Pero la mirada hacia el pasado que ofrecen esos documentos se interrumpe abruptamente cuando se retrocede hasta el año 1877. Hasta allí se puede desandar sin problemas la línea sucesoria, la cadena de propietarios del retrato. Sin embargo, lo que ocurrió antes de esa fecha es algo incierto. Sólo se insinúa que la pintura había pasado largo tiempo en las paredes del Convento de San Francisco, en la ciudad de Santa Fe. ¿Cuánto tiempo estuvo colgada ahí? Nadie lo sabe. ¿Cómo llegó al convento? No hay respuesta. ¿Quién fue el primero que gritó: "Es el conquistador Juan de Garay"? Algún entusiasta de la historia colonial, quizás.
Pasaron los años y la autenticidad del retrato pasó a ser una creencia irrefutable, una cuestión de fe, una especie de dogma histórico. Es cierto que cada tanto se desataban discusiones eruditas que hacían tambalear la historia del cuadro. De todas formas, por falta de pruebas en contra, prevaleció la opinión general de que la persona del retrato era Garay y ningún otro.

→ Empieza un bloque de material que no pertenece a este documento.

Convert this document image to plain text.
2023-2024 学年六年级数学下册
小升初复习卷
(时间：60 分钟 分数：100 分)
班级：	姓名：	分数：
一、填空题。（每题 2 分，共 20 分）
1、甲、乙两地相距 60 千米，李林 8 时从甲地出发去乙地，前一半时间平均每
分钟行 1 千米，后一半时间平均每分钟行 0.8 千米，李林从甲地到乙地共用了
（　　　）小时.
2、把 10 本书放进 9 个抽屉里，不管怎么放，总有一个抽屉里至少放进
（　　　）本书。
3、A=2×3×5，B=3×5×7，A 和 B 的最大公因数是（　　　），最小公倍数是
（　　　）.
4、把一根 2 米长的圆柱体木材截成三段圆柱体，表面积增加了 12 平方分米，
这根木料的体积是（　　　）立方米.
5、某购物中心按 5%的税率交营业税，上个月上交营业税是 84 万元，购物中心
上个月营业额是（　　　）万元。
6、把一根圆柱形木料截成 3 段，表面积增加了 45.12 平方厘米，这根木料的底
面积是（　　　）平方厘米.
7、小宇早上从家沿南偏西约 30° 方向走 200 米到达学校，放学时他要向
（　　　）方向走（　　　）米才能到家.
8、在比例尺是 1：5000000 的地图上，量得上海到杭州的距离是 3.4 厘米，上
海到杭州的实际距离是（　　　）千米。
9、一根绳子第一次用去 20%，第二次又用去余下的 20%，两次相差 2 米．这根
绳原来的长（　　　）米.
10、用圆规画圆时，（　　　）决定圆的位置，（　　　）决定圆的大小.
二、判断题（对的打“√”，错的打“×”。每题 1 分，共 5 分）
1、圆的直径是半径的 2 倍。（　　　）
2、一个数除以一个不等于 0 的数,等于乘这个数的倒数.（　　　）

Si jamás se supo en forma concluyente la identidad del individuo retratado, menos aún se ha conocido el nombre del artista que lo llevó a cabo. No ha quedado el menor rastro del pintor. Ni una firma, ni una marca, ni una pincelada reconocible por ojos expertos.
Anonimato
De manera que el retrato que se vendió la semana última en Buenos Aires ha resultado anónimo por donde se lo mire: no se sabe quién lo hizo ni quién lo encargó. Ni siquiera se sabe cuándo fue realizado, pues las fechas que se fueron barajando en los últimos días se balanceaban caprichosamente entre los siglos XVI y XIX.
La pintura tampoco tiene valor estético alguno, según reconocieron los propios interesados en su venta.
Al fin de cuentas, la obra no decía nada, no enseñaba nada. No era ni arte ni historia. Pero todos querían poseerla, convencidos y subyugados por la atracción del enigma. La pedían varios organismos oficiales y la reclamaban diversas entidades culturales de Buenos Aires y Santa Fe, angustiadas por la posibilidad de que la imagen del prócer fuera comprada por alguna institución extranjera. Después de tanto trámite, la hizo suya un coleccionista argentino, Rubén Dapena, que prometió dejarla en el país.
Por una afortunada combinación de leyenda e interés, el retrato pasó del anonimato al estrellato, de la nada al absurdo, de cero a cien mil dólares.